A hybrid global optimization algorithm using a combination of simulated annealing and downhill simplex methods is used to invert teleseismic body waves for earthquake source parameters. Time-domain constraints on the source-time function, inversion for double-couple parameters rather than moment tensor elements, and consideration of multiple sources lead to a nonlinear and multimodal problem, in which the objective function contains many local minima. Traditional approaches that linearize the problem and use iterative least squares are dependent on the starting model and the order in which multiple sources are processed, and can converge to a local minimum. Also, grid searches are impractical for the number of parameters we treat simultaneously.

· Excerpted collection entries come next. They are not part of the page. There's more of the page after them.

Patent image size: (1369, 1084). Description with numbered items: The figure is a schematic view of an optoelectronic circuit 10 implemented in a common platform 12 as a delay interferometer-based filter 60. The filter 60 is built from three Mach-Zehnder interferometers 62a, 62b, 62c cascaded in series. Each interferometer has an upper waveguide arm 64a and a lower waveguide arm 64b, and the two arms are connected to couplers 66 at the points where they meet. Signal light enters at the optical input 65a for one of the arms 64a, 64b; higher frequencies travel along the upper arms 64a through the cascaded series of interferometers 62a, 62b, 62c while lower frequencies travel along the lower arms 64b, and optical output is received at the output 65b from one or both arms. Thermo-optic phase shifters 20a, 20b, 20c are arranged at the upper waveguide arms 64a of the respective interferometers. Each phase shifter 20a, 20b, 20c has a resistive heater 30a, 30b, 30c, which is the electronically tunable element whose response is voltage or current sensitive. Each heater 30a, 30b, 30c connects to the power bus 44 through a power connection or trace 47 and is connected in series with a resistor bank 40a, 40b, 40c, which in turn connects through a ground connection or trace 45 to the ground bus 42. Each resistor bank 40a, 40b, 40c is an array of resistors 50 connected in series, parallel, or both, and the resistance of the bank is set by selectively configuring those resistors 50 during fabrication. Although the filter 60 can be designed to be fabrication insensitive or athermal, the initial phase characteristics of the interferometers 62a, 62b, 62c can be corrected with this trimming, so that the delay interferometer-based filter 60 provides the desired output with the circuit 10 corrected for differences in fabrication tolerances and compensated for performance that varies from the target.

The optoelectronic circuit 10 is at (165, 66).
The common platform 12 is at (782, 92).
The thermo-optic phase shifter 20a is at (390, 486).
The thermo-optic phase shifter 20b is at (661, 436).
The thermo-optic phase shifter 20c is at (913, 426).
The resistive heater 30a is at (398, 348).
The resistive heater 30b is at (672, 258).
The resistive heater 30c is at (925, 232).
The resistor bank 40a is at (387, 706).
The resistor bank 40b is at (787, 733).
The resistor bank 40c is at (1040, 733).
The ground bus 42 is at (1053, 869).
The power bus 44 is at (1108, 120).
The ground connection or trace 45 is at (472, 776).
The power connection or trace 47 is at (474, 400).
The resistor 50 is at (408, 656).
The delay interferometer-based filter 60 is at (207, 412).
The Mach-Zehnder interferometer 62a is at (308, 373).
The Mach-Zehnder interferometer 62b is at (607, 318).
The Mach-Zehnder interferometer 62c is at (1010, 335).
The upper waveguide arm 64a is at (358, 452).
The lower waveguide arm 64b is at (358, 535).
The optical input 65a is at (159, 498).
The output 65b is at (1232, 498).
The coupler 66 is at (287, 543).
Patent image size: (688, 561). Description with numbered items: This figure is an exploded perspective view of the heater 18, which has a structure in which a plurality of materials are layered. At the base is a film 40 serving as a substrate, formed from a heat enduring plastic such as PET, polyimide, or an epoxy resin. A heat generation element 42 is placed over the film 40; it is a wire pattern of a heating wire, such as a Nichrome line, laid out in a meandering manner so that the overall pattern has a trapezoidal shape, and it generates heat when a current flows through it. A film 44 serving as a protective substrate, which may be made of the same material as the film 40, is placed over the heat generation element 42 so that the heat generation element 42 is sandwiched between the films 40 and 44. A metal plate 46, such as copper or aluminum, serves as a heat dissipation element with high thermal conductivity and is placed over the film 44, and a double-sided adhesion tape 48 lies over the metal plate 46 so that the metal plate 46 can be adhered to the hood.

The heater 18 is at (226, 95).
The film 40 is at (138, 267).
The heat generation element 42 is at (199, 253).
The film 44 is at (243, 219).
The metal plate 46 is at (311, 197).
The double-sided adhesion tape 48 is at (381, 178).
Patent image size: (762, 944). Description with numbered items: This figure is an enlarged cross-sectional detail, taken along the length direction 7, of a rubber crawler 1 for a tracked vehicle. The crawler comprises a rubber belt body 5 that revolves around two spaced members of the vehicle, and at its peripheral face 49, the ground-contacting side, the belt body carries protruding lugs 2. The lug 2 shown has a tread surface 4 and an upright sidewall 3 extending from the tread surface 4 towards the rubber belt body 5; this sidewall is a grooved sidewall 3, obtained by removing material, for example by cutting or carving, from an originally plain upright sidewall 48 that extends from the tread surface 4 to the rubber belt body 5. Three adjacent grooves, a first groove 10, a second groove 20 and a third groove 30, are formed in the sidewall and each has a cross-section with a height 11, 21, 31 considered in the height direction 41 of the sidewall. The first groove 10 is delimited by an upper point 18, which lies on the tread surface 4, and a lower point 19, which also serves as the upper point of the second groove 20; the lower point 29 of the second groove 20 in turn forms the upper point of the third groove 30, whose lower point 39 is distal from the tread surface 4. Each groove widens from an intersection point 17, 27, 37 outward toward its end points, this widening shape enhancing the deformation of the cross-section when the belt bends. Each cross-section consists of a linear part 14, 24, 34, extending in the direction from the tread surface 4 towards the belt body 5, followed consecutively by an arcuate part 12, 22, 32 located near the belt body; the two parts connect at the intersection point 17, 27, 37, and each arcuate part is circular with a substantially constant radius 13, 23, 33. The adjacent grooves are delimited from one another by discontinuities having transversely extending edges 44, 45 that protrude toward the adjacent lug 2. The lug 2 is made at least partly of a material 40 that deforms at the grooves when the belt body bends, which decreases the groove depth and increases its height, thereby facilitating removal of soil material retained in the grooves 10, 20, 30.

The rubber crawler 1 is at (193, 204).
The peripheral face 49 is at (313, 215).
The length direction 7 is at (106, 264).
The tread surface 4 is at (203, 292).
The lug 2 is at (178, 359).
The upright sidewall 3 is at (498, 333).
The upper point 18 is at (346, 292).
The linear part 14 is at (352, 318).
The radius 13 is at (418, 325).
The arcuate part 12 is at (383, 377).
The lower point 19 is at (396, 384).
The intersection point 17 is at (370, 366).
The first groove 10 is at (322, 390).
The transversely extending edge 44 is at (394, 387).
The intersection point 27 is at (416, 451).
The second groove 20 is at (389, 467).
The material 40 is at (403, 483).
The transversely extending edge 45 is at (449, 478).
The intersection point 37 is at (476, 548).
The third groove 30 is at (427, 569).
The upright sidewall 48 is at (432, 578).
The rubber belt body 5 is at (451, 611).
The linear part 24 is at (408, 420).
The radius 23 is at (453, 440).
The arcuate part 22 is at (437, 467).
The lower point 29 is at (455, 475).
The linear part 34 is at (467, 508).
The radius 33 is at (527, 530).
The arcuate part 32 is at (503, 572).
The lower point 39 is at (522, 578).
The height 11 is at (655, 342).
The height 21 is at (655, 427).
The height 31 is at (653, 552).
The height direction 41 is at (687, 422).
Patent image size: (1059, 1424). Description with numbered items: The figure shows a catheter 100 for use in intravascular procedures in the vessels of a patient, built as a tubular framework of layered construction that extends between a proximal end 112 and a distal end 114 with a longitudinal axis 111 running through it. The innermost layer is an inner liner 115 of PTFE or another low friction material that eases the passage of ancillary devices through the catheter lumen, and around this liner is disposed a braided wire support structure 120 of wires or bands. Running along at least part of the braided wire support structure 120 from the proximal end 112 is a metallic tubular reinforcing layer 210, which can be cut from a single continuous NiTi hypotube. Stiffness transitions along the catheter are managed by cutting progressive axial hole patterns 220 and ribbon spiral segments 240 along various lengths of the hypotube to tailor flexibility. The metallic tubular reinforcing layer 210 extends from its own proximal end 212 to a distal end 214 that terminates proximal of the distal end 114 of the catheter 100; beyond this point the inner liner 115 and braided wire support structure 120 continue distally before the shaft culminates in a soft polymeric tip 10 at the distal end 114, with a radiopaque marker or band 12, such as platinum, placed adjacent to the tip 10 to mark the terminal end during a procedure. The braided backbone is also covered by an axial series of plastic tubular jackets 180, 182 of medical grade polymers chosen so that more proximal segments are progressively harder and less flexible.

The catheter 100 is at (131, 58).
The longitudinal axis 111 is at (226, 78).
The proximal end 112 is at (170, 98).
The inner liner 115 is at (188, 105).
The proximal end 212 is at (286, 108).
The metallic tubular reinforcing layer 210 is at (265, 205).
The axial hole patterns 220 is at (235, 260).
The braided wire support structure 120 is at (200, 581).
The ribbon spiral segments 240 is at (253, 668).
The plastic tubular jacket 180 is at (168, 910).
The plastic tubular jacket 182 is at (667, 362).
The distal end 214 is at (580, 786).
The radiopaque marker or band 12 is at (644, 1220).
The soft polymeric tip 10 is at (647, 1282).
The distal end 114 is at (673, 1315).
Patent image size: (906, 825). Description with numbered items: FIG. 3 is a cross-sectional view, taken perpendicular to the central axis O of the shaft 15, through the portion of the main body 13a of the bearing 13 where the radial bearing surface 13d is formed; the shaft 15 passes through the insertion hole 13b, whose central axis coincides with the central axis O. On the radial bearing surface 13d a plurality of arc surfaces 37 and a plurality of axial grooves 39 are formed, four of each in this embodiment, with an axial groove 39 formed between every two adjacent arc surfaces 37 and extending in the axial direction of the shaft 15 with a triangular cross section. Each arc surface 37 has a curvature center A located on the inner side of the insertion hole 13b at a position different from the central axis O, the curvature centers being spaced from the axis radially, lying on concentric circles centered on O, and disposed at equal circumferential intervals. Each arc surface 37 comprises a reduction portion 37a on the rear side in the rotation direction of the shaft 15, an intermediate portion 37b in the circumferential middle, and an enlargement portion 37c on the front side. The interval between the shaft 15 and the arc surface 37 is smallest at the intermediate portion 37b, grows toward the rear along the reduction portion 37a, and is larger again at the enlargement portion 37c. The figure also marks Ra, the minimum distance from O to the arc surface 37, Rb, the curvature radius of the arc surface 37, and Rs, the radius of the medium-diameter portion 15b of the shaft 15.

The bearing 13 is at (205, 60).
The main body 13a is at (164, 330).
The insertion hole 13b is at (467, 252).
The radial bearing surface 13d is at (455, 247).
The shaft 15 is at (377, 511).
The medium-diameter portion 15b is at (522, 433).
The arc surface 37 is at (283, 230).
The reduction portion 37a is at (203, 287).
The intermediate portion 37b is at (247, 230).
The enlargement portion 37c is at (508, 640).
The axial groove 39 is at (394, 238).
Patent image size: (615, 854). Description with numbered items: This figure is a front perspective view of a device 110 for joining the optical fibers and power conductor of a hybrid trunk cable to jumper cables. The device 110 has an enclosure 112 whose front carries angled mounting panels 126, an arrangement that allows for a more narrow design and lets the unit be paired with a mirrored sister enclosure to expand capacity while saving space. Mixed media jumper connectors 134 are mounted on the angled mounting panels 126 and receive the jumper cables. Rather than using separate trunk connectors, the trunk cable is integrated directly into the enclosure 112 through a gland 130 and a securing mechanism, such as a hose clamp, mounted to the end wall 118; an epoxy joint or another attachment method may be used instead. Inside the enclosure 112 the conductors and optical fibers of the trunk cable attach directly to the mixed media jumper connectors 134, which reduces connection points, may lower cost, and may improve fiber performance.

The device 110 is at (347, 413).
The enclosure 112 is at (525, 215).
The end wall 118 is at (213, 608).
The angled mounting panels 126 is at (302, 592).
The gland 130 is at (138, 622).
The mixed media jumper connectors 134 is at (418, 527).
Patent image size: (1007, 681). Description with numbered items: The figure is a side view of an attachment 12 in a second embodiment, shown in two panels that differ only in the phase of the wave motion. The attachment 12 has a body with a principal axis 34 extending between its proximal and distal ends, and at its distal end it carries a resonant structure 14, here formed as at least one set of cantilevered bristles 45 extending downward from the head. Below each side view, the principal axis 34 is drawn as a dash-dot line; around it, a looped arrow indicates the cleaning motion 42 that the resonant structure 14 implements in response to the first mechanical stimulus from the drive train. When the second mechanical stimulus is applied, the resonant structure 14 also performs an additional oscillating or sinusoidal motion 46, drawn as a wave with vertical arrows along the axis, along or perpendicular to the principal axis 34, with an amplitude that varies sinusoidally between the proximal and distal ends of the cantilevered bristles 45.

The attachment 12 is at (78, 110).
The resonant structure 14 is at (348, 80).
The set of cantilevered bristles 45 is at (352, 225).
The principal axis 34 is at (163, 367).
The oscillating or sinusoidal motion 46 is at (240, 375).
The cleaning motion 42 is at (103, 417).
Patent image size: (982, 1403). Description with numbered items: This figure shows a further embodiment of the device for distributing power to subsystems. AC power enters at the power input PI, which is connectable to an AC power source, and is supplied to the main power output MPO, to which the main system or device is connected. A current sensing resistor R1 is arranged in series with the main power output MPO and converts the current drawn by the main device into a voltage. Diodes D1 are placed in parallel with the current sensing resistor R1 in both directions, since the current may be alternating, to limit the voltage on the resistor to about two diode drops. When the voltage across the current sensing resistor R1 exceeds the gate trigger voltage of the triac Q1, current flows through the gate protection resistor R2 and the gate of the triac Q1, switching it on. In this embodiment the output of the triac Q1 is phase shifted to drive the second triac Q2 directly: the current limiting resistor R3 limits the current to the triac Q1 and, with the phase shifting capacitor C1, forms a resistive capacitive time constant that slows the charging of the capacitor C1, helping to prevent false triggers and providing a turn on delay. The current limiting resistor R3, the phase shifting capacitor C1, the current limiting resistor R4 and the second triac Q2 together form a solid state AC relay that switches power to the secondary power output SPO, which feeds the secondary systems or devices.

The hybrid global method provides an attractive alternative because it converges to the global minimum of a prescribed objective function and can be used to invert for multiple sources simultaneously. Model parameter constraints are easy to incorporate into the global search process, if they are desired. A multiple point-source parameterization of the 1992 Landers, California, earthquake is used as an example of the inversion method. Rupture in this earthquake occurred along three main fault segments: the Johnson Valley fault, the Homestead fault, and the Emerson/Rock Creek faults. We invert for the strike, dip, and rake of each source, the time separation of the sources, and the farfield source-time function of each source. Parameters obtained from the inversion are consistent with field observations and the results of other investigations. Strikes vary consistently with the trend of the surface ruptures. The dip is near 90° along the entire length of the rupture, and the rake is nearly pure right-lateral strike slip. The estimated moment is 7.6 × 10²⁶ dyne-cm. The continuity of the moment release across the junction of the Homestead and Emerson faults suggests that these two faults may be more continuous at depth than at the surface. Moment release in the transition from the Johnson Valley to the Homestead faults is complex, indicating a complicated time history of faulting and a less direct relationship between the primary mapped faults.